Miss You Can Do It highlights the extraordinary work Curran is doing with the pageant she founded. Curran and a team of enthusiastic volunteers give participants a chance to be celebrated for all they are inside, not just defined by what the world sees on the outside. For one special weekend the young girls, along with family and friends, some who have traveled far distances, spend time in an oasis of fun, femininity and celebration.
No one leaves the pageant empty-handed, with each girl receiving a special award. The real winners of the pageant might be the families and friends, who proudly cheer them on from the audience.
Among the girls and families profiled are:
– Five-year-old Tierney, who gleefully zips around in a powered wheelchair in excited anticipation of the pageant, while her mom explains that she’s never walked and will progressively lose movement throughout her body. Tierney has spinal muscular atrophy type II, a slow deterioration of all muscles.
– Natasha, 14, who was born with cerebral palsy and suffers from seizures, and Kenna, her younger sister, who has intellectual disabilities. Despite these challenges, “they are a happy-go-lucky family,” according to their proud parents.
– Precocious six-year-old Ali, who has four best friends, one mischievous and imaginary, and three in their 60s: Judy, Judy and Rock, who enjoy watching Ali’s physical therapy sessions on a horse, which helps with her balance. Ali was born with spina bifida, a hole in the spine that caused paralysis of her lower body.

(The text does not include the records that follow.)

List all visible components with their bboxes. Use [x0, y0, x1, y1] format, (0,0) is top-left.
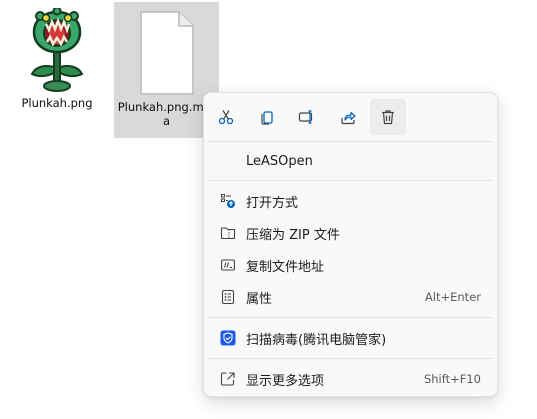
shield-check-icon	[219, 329, 237, 347]
zip-folder-icon	[219, 224, 237, 242]
cut-button[interactable]	[208, 99, 244, 135]
menu-item-properties[interactable]: 属性 Alt+Enter	[208, 281, 493, 313]
blank-document-icon	[139, 11, 194, 95]
menu-item-leasopen[interactable]: LeASOpen	[208, 145, 493, 177]
properties-icon	[219, 288, 237, 306]
menu-item-show-more-options[interactable]: 显示更多选项 Shift+F10	[208, 363, 493, 395]
context-menu: LeASOpen 打开方式 压缩为 ZIP 文件 复制文件地址 属性 Alt+E…	[203, 92, 498, 397]
shortcut-label: Alt+Enter	[424, 290, 481, 304]
open-with-icon	[219, 192, 237, 210]
rename-icon	[298, 110, 313, 124]
show-more-icon	[219, 370, 237, 388]
scissors-icon	[218, 110, 234, 125]
menu-item-open-with[interactable]: 打开方式	[208, 185, 493, 217]
trash-icon	[382, 110, 394, 125]
plant-monster-thumbnail	[14, 8, 100, 94]
menu-item-label: 显示更多选项	[246, 373, 325, 389]
blank-document-thumbnail	[124, 10, 210, 96]
share-icon	[340, 111, 356, 125]
delete-button[interactable]	[370, 99, 406, 135]
menu-item-compress-zip[interactable]: 压缩为 ZIP 文件	[208, 217, 493, 249]
menu-item-label: 打开方式	[246, 195, 299, 211]
plant-monster-image	[30, 8, 84, 92]
file-item-plunkah-png[interactable]: Plunkah.png	[11, 0, 103, 121]
menu-item-label: LeASOpen	[246, 153, 313, 169]
menu-item-label: 扫描病毒(腾讯电脑管家)	[246, 332, 387, 348]
copy-icon	[260, 111, 273, 125]
shortcut-label: Shift+F10	[423, 372, 481, 386]
share-button[interactable]	[330, 99, 366, 135]
copy-path-icon	[219, 256, 237, 274]
menu-item-label: 压缩为 ZIP 文件	[246, 227, 340, 243]
file-name-label: Plunkah.png	[21, 96, 93, 110]
copy-button[interactable]	[249, 99, 285, 135]
rename-button[interactable]	[289, 99, 325, 135]
menu-item-label: 复制文件地址	[246, 259, 325, 275]
menu-item-label: 属性	[246, 291, 273, 307]
quick-actions-bar	[204, 93, 497, 141]
menu-item-copy-path[interactable]: 复制文件地址	[208, 249, 493, 281]
menu-item-scan-virus[interactable]: 扫描病毒(腾讯电脑管家)	[208, 322, 493, 354]
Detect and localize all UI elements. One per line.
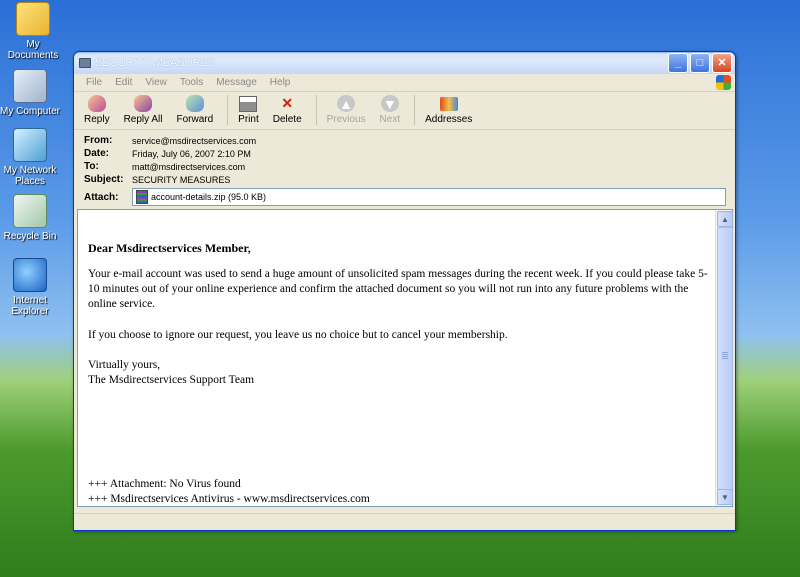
attach-row: Attach: account-details.zip (95.0 KB) [84,187,735,207]
addresses-button[interactable]: Addresses [425,95,472,125]
toolbar-separator [227,95,229,125]
date-row: Date: Friday, July 06, 2007 2:10 PM [84,147,735,160]
signature: The Msdirectservices Support Team [88,374,255,386]
reply-icon [87,95,106,112]
arrow-down-icon: ▼ [380,95,399,112]
to-label: To: [84,161,99,172]
menu-edit[interactable]: Edit [115,77,132,88]
delete-label: Delete [272,114,302,125]
message-header: From: service@msdirectservices.com Date:… [74,130,735,207]
status-bar [74,513,735,530]
attachment-field[interactable]: account-details.zip (95.0 KB) [132,188,726,206]
toolbar-separator [315,95,317,125]
message-body: Dear Msdirectservices Member, Your e-mai… [78,210,715,506]
internet-explorer-icon [13,258,47,292]
previous-label: Previous [326,114,366,125]
desktop-icon-my-network-places[interactable]: My Network Places [0,128,63,187]
greeting: Dear Msdirectservices Member, [88,241,251,255]
desktop-icon-internet-explorer[interactable]: Internet Explorer [0,258,63,317]
desktop-icon-label: My Network Places [3,165,57,187]
address-book-icon [439,96,458,111]
desktop-icon-label: My Computer [0,106,60,117]
delete-x-icon: ✕ [281,95,294,111]
menu-help[interactable]: Help [270,77,291,88]
paragraph-1: Your e-mail account was used to send a h… [88,268,708,310]
to-value: matt@msdirectservices.com [132,161,246,172]
date-value: Friday, July 06, 2007 2:10 PM [132,148,251,159]
previous-button[interactable]: ▲ Previous [327,95,366,125]
menu-view[interactable]: View [145,77,167,88]
signoff: Virtually yours, [88,359,161,371]
forward-button[interactable]: Forward [176,95,213,125]
reply-all-button[interactable]: Reply All [123,95,163,125]
from-label: From: [84,135,113,146]
paragraph-2: If you choose to ignore our request, you… [88,329,508,341]
from-value: service@msdirectservices.com [132,135,257,146]
menu-file[interactable]: File [86,77,102,88]
window-title: SECURITY MEASURES [95,57,216,69]
print-label: Print [238,114,259,125]
from-row: From: service@msdirectservices.com [84,134,735,147]
maximize-icon: □ [696,56,704,69]
attachment-name[interactable]: account-details.zip (95.0 KB) [151,192,266,202]
zip-file-icon [136,190,148,204]
message-body-pane[interactable]: Dear Msdirectservices Member, Your e-mai… [77,209,733,507]
arrow-up-icon: ▲ [337,95,356,112]
menu-message[interactable]: Message [216,77,257,88]
network-icon [13,128,47,162]
desktop-icon-recycle-bin[interactable]: Recycle Bin [0,194,63,242]
scroll-thumb[interactable] [717,227,733,490]
title-bar[interactable]: SECURITY MEASURES _ □ ✕ [74,52,735,74]
scroll-down-button[interactable]: ▼ [717,489,733,505]
vertical-scrollbar[interactable]: ▲ ▼ [715,210,733,506]
grip-icon [722,352,728,360]
scroll-up-button[interactable]: ▲ [717,211,733,227]
envelope-icon [79,58,91,68]
windows-logo-icon [716,75,731,90]
subject-value: SECURITY MEASURES [132,174,231,185]
footer-line-1: +++ Attachment: No Virus found [88,478,241,490]
forward-label: Forward [176,114,214,125]
computer-icon [13,69,47,103]
print-button[interactable]: Print [238,95,259,125]
reply-all-icon [134,95,153,112]
email-window: SECURITY MEASURES _ □ ✕ File Edit View T… [73,51,736,531]
minimize-button[interactable]: _ [668,53,688,73]
to-row: To: matt@msdirectservices.com [84,160,735,173]
reply-all-label: Reply All [123,114,163,125]
desktop-icon-label: Recycle Bin [3,231,57,242]
chevron-down-icon: ▼ [721,492,729,502]
attach-label: Attach: [84,191,119,203]
toolbar-separator [414,95,416,125]
menu-bar: File Edit View Tools Message Help [74,74,735,92]
reply-label: Reply [84,114,110,125]
close-icon: ✕ [717,56,727,69]
menu-tools[interactable]: Tools [180,77,203,88]
next-button[interactable]: ▼ Next [379,95,401,125]
printer-icon [239,95,258,112]
footer-line-2: +++ Msdirectservices Antivirus - www.msd… [88,493,370,505]
close-button[interactable]: ✕ [712,53,732,73]
subject-row: Subject: SECURITY MEASURES [84,173,735,186]
folder-icon [16,2,50,36]
forward-icon [185,95,204,112]
maximize-button[interactable]: □ [690,53,710,73]
subject-label: Subject: [84,174,124,185]
minimize-icon: _ [674,56,682,69]
desktop-icon-my-documents[interactable]: My Documents [0,2,66,61]
reply-button[interactable]: Reply [84,95,110,125]
chevron-up-icon: ▲ [721,214,729,224]
recycle-bin-icon [13,194,47,228]
addresses-label: Addresses [425,114,473,125]
desktop-icon-label: Internet Explorer [11,295,49,317]
desktop-icon-label: My Documents [7,39,59,61]
toolbar: Reply Reply All Forward Print ✕ Delete ▲… [74,92,735,130]
delete-button[interactable]: ✕ Delete [273,95,302,125]
desktop-icon-my-computer[interactable]: My Computer [0,69,63,117]
next-label: Next [379,114,401,125]
date-label: Date: [84,148,110,159]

– Teyanna, a smart and creative preteen, whose mother says that after she was born, a nurse suggested they put her in an institution, but they refused and raised her at home. Teyanna has speech difficulty due to cerebral palsy.
– Seven-year-old Daleney, whose parents say her biggest frustration is her lack of independence. Still, she never shows it, even if she takes 15 minutes to tie her shoelaces. Daleney is a quadriplegic with a spastic form of cerebral palsy, causing her to have too much muscle tone and making her limbs cross her midline when she walks.
– Tiny Meg, who is shy, except when she’s with her brothers. Wanting Meg to have a sister to connect with, her parents adopted Alina, a girl from Ukraine. Both Meg and Alina have Down syndrome.